Nesse contexto, P3 parece distanciar-se mais da sua prática para refletir, inclusive apoiando-se ainda mais no referencial teórico. É possível verificar que suas observações lhe oportunizam a elaborar sua proposta de investigação na 3ª Vivência, na qual propõe analisar e melhorar a questão da leitura na sua turma, especialmente em relação a alguns alunos. Fundamental é a forma pela qual enfrenta o problema, buscando compreendê-lo, pois se coloca no mesmo, levantando hipóteses sobre a sua maneira de ensinar. Interpreto que P3 tem uma postura avaliativa que mantém ao investigar o problema da leitura, observando a si própria, seus alunos e os possíveis intervenientes afetivos, sociais, familiares. Faz isso, ouvindo os outros, enxergando sua experiência, lendo e dialogando com as fontes de conhecimento, sentindo seus alunos. Analisa a experiência e, baseada nos dados documentados e na teoria, elabora uma nova compreensão sobre as dificuldades de leitura.

Desde o início do percurso, é possível verificar mudanças no modo de observar de P3. Assim, “ver-ouvir-ler-sentir” incorporam-se na sua formação durante o CNSMI, favorecendo uma atitude mais investigativa, em direção às mudanças de significado sobre sua prática docente. Essa mudança é constatada na sua Síntese Elaborada de Curso, a qual reflete uma construção de pensamento, que leva a professora a confrontar seu entendimento anterior sobre cada área de conhecimento específico e sobre os conhecimentos pedagógicos com sua compreensão atual, a retomar experiências, explicitar mudanças na prática, demonstrar compreensão teórica e clareza de objetivos.

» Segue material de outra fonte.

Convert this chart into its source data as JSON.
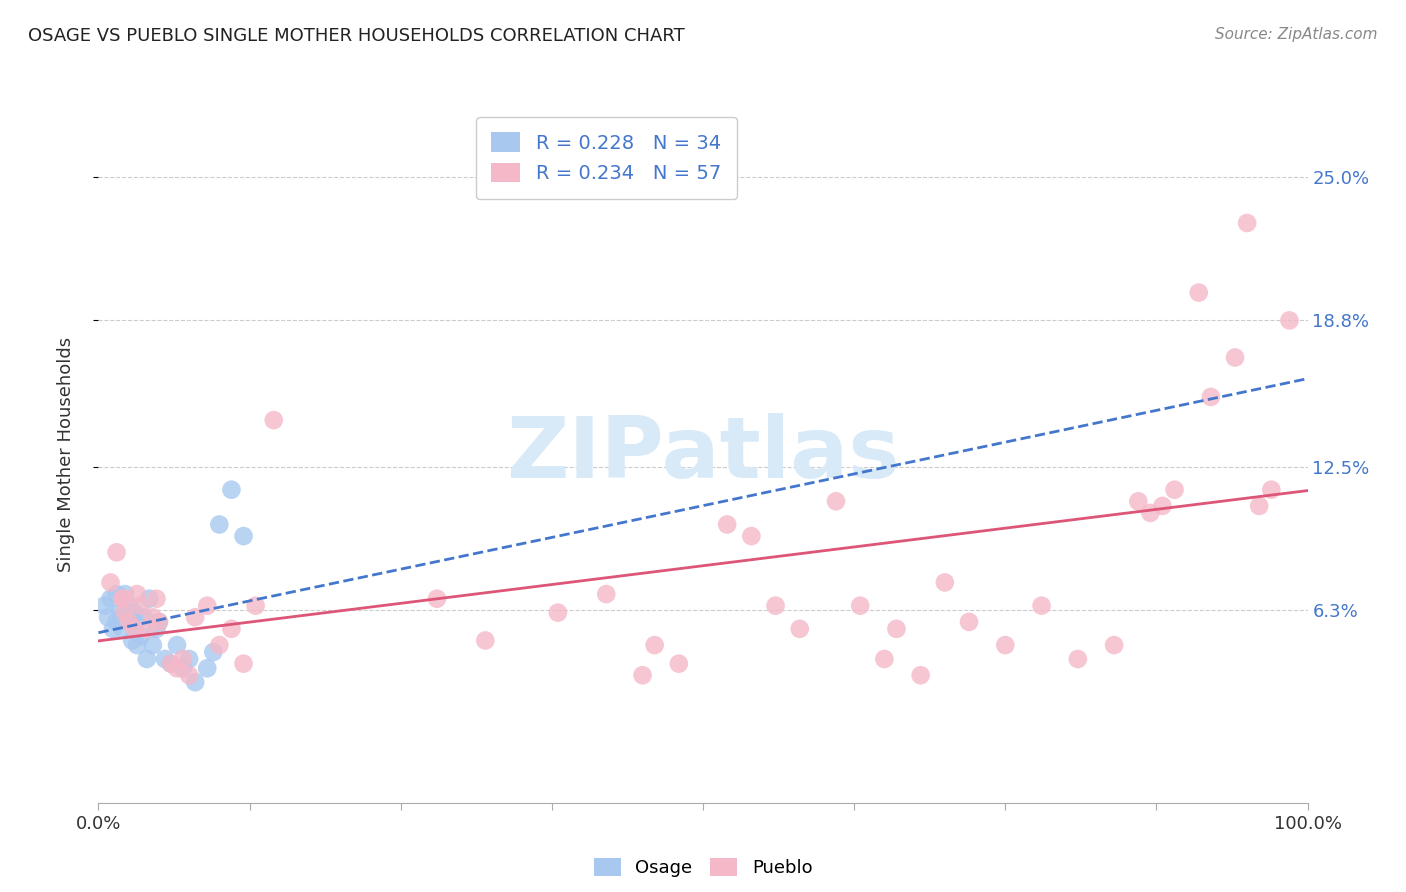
{
  "title": "OSAGE VS PUEBLO SINGLE MOTHER HOUSEHOLDS CORRELATION CHART",
  "source": "Source: ZipAtlas.com",
  "ylabel": "Single Mother Households",
  "ytick_labels": [
    "6.3%",
    "12.5%",
    "18.8%",
    "25.0%"
  ],
  "ytick_values": [
    0.063,
    0.125,
    0.188,
    0.25
  ],
  "xlim": [
    0.0,
    1.0
  ],
  "ylim": [
    -0.02,
    0.28
  ],
  "osage_R": 0.228,
  "osage_N": 34,
  "pueblo_R": 0.234,
  "pueblo_N": 57,
  "osage_color": "#A8C8F0",
  "pueblo_color": "#F5B8C8",
  "osage_line_color": "#4477CC",
  "pueblo_line_color": "#DD5577",
  "watermark_color": "#D8EAF8",
  "background_color": "#FFFFFF",
  "grid_color": "#CCCCCC",
  "osage_x": [
    0.005,
    0.008,
    0.01,
    0.012,
    0.015,
    0.015,
    0.018,
    0.02,
    0.02,
    0.022,
    0.025,
    0.025,
    0.028,
    0.03,
    0.03,
    0.032,
    0.035,
    0.038,
    0.04,
    0.042,
    0.045,
    0.048,
    0.05,
    0.055,
    0.06,
    0.065,
    0.07,
    0.075,
    0.08,
    0.09,
    0.095,
    0.1,
    0.11,
    0.12
  ],
  "osage_y": [
    0.065,
    0.06,
    0.068,
    0.055,
    0.058,
    0.07,
    0.062,
    0.055,
    0.06,
    0.07,
    0.058,
    0.065,
    0.05,
    0.062,
    0.058,
    0.048,
    0.052,
    0.06,
    0.042,
    0.068,
    0.048,
    0.055,
    0.058,
    0.042,
    0.04,
    0.048,
    0.038,
    0.042,
    0.032,
    0.038,
    0.045,
    0.1,
    0.115,
    0.095
  ],
  "pueblo_x": [
    0.01,
    0.015,
    0.02,
    0.022,
    0.025,
    0.03,
    0.032,
    0.035,
    0.04,
    0.045,
    0.048,
    0.05,
    0.06,
    0.065,
    0.07,
    0.075,
    0.08,
    0.09,
    0.1,
    0.11,
    0.12,
    0.13,
    0.145,
    0.02,
    0.28,
    0.32,
    0.38,
    0.42,
    0.45,
    0.46,
    0.48,
    0.52,
    0.54,
    0.56,
    0.58,
    0.61,
    0.63,
    0.65,
    0.66,
    0.68,
    0.7,
    0.72,
    0.75,
    0.78,
    0.81,
    0.84,
    0.86,
    0.87,
    0.88,
    0.89,
    0.91,
    0.92,
    0.94,
    0.95,
    0.96,
    0.97,
    0.985
  ],
  "pueblo_y": [
    0.075,
    0.088,
    0.068,
    0.062,
    0.058,
    0.055,
    0.07,
    0.065,
    0.055,
    0.06,
    0.068,
    0.058,
    0.04,
    0.038,
    0.042,
    0.035,
    0.06,
    0.065,
    0.048,
    0.055,
    0.04,
    0.065,
    0.145,
    0.068,
    0.068,
    0.05,
    0.062,
    0.07,
    0.035,
    0.048,
    0.04,
    0.1,
    0.095,
    0.065,
    0.055,
    0.11,
    0.065,
    0.042,
    0.055,
    0.035,
    0.075,
    0.058,
    0.048,
    0.065,
    0.042,
    0.048,
    0.11,
    0.105,
    0.108,
    0.115,
    0.2,
    0.155,
    0.172,
    0.23,
    0.108,
    0.115,
    0.188
  ]
}
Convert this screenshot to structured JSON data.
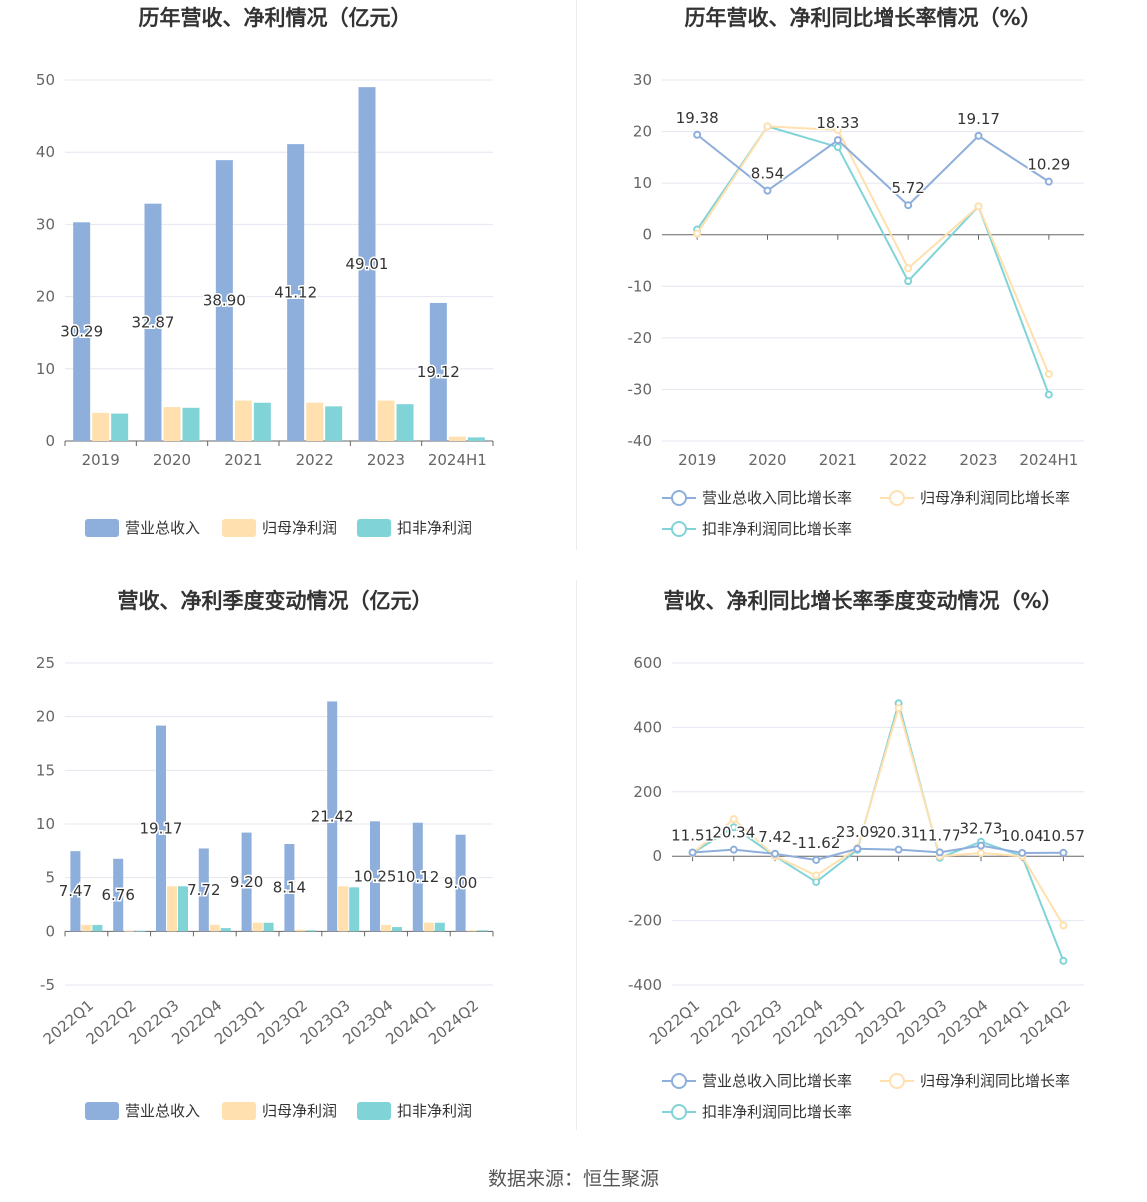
{
  "footer": "数据来源：恒生聚源",
  "colors": {
    "revenue": "#8eaedb",
    "net_profit": "#ffe0ae",
    "deducted_profit": "#80d4d7",
    "line_revenue": "#8eaedb",
    "line_net": "#ffe0ae",
    "line_deducted": "#80d4d7",
    "grid": "#e4e6f0",
    "axis": "#666666"
  },
  "chart_data": [
    {
      "id": "annual-bar",
      "type": "bar",
      "title": "历年营收、净利情况（亿元）",
      "categories": [
        "2019",
        "2020",
        "2021",
        "2022",
        "2023",
        "2024H1"
      ],
      "ylim": [
        0,
        50
      ],
      "yticks": [
        0,
        10,
        20,
        30,
        40,
        50
      ],
      "grid": true,
      "legend": "bottom",
      "series": [
        {
          "name": "营业总收入",
          "values": [
            30.29,
            32.87,
            38.9,
            41.12,
            49.01,
            19.12
          ],
          "labels": [
            "30.29",
            "32.87",
            "38.90",
            "41.12",
            "49.01",
            "19.12"
          ]
        },
        {
          "name": "归母净利润",
          "values": [
            3.9,
            4.7,
            5.6,
            5.3,
            5.6,
            0.6
          ]
        },
        {
          "name": "扣非净利润",
          "values": [
            3.8,
            4.6,
            5.3,
            4.8,
            5.1,
            0.5
          ]
        }
      ]
    },
    {
      "id": "annual-growth",
      "type": "line",
      "title": "历年营收、净利同比增长率情况（%）",
      "categories": [
        "2019",
        "2020",
        "2021",
        "2022",
        "2023",
        "2024H1"
      ],
      "ylim": [
        -40,
        30
      ],
      "yticks": [
        -40,
        -30,
        -20,
        -10,
        0,
        10,
        20,
        30
      ],
      "grid": true,
      "legend": "bottom",
      "series": [
        {
          "name": "营业总收入同比增长率",
          "values": [
            19.38,
            8.54,
            18.33,
            5.72,
            19.17,
            10.29
          ],
          "labels": [
            "19.38",
            "8.54",
            "18.33",
            "5.72",
            "19.17",
            "10.29"
          ]
        },
        {
          "name": "归母净利润同比增长率",
          "values": [
            0.2,
            21.0,
            20.3,
            -6.5,
            5.5,
            -27.0
          ]
        },
        {
          "name": "扣非净利润同比增长率",
          "values": [
            1.0,
            21.0,
            17.0,
            -9.0,
            5.5,
            -31.0
          ]
        }
      ]
    },
    {
      "id": "quarterly-bar",
      "type": "bar",
      "title": "营收、净利季度变动情况（亿元）",
      "categories": [
        "2022Q1",
        "2022Q2",
        "2022Q3",
        "2022Q4",
        "2023Q1",
        "2023Q2",
        "2023Q3",
        "2023Q4",
        "2024Q1",
        "2024Q2"
      ],
      "ylim": [
        -5,
        25
      ],
      "yticks": [
        -5,
        0,
        5,
        10,
        15,
        20,
        25
      ],
      "grid": true,
      "legend": "bottom",
      "series": [
        {
          "name": "营业总收入",
          "values": [
            7.47,
            6.76,
            19.17,
            7.72,
            9.2,
            8.14,
            21.42,
            10.25,
            10.12,
            9.0
          ],
          "labels": [
            "7.47",
            "6.76",
            "19.17",
            "7.72",
            "9.20",
            "8.14",
            "21.42",
            "10.25",
            "10.12",
            "9.00"
          ]
        },
        {
          "name": "归母净利润",
          "values": [
            0.6,
            0.05,
            4.2,
            0.6,
            0.8,
            0.15,
            4.2,
            0.6,
            0.8,
            0.1
          ]
        },
        {
          "name": "扣非净利润",
          "values": [
            0.6,
            0.05,
            4.2,
            0.3,
            0.8,
            0.1,
            4.1,
            0.4,
            0.8,
            0.1
          ]
        }
      ]
    },
    {
      "id": "quarterly-growth",
      "type": "line",
      "title": "营收、净利同比增长率季度变动情况（%）",
      "categories": [
        "2022Q1",
        "2022Q2",
        "2022Q3",
        "2022Q4",
        "2023Q1",
        "2023Q2",
        "2023Q3",
        "2023Q4",
        "2024Q1",
        "2024Q2"
      ],
      "ylim": [
        -400,
        600
      ],
      "yticks": [
        -400,
        -200,
        0,
        200,
        400,
        600
      ],
      "grid": true,
      "legend": "bottom",
      "series": [
        {
          "name": "营业总收入同比增长率",
          "values": [
            11.51,
            20.34,
            7.42,
            -11.62,
            23.09,
            20.31,
            11.77,
            32.73,
            10.04,
            10.57
          ],
          "labels": [
            "11.51",
            "20.34",
            "7.42",
            "-11.62",
            "23.09",
            "20.31",
            "11.77",
            "32.73",
            "10.04",
            "10.57"
          ]
        },
        {
          "name": "归母净利润同比增长率",
          "values": [
            10,
            115,
            0,
            -60,
            25,
            460,
            0,
            10,
            0,
            -215
          ]
        },
        {
          "name": "扣非净利润同比增长率",
          "values": [
            10,
            90,
            0,
            -80,
            20,
            475,
            -5,
            45,
            0,
            -325
          ]
        }
      ]
    }
  ]
}
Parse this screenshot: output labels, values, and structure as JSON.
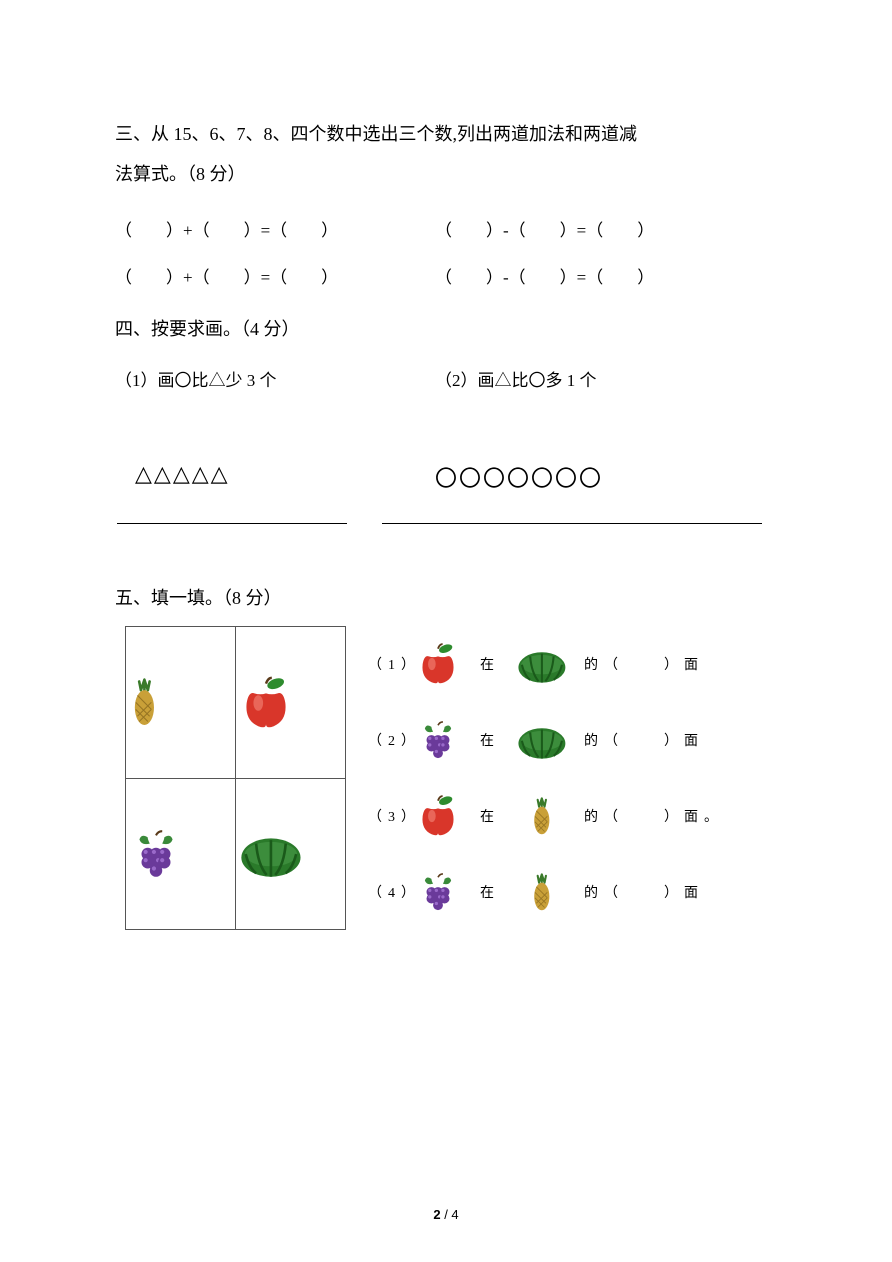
{
  "section3": {
    "title_line1": "三、从 15、6、7、8、四个数中选出三个数,列出两道加法和两道减",
    "title_line2": "法算式。（8 分）",
    "eq_add": "（　　）+（　　）=（　　）",
    "eq_sub": "（　　）-（　　）=（　　）"
  },
  "section4": {
    "title": "四、按要求画。（4 分）",
    "sub1": "（1）画〇比△少 3 个",
    "sub2": "（2）画△比〇多 1 个",
    "triangles": "△△△△△",
    "circles": "〇〇〇〇〇〇〇"
  },
  "section5": {
    "title": "五、填一填。（8 分）",
    "grid": {
      "r1c1": "pineapple",
      "r1c2": "apple",
      "r2c1": "grape",
      "r2c2": "watermelon"
    },
    "lines": [
      {
        "idx": "（1）",
        "fruit1": "apple",
        "txt1": "在",
        "fruit2": "watermelon",
        "tail": "的（　　）面"
      },
      {
        "idx": "（2）",
        "fruit1": "grape",
        "txt1": "在",
        "fruit2": "watermelon",
        "tail": "的（　　）面"
      },
      {
        "idx": "（3）",
        "fruit1": "apple",
        "txt1": "在",
        "fruit2": "pineapple",
        "tail": "的（　　）面。"
      },
      {
        "idx": "（4）",
        "fruit1": "grape",
        "txt1": "在",
        "fruit2": "pineapple",
        "tail": "的（　　）面"
      }
    ]
  },
  "footer": {
    "current": "2",
    "sep": " / ",
    "total": "4"
  },
  "fruit_svg": {
    "apple": {
      "body": "#d9362a",
      "highlight": "#f07a6e",
      "leaf": "#2e8b2e",
      "stem": "#5a3a1a"
    },
    "pineapple": {
      "body": "#c9a038",
      "pattern": "#8a6a1e",
      "leaves": "#3a7a2a"
    },
    "grape": {
      "berry": "#6a3a9a",
      "highlight": "#9a6aca",
      "leaf": "#3a8a3a",
      "stem": "#5a3a1a"
    },
    "watermelon": {
      "body": "#2a7a2a",
      "stripe": "#1a5a1a",
      "top": "#4a9a4a"
    }
  }
}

No contexto das situações formativas propostas pelo curso, experiência, observação problematização e teorização vão sendo articuladas, pois ao se observar e problematizar a

prática, provocam-se sugestões/idéias que se encontram na relação com um problema e conduzem o pensamento na busca de soluções. Desse modo, reflexão e investigação apresentam-se como processos necessários na desestabilização de crenças e de práticas cristalizadas. Para tal transformação sabe-se que é necessário ocorrer uma reelaboração dos quadros conceituais, o que “constitui, nessa ótica, uma mediação entre teoria e prática, revelando, de um lado, novos significados da teoria e, de outro, novas estratégias para a prática” (MIZUKAMI, 2000, p. 144).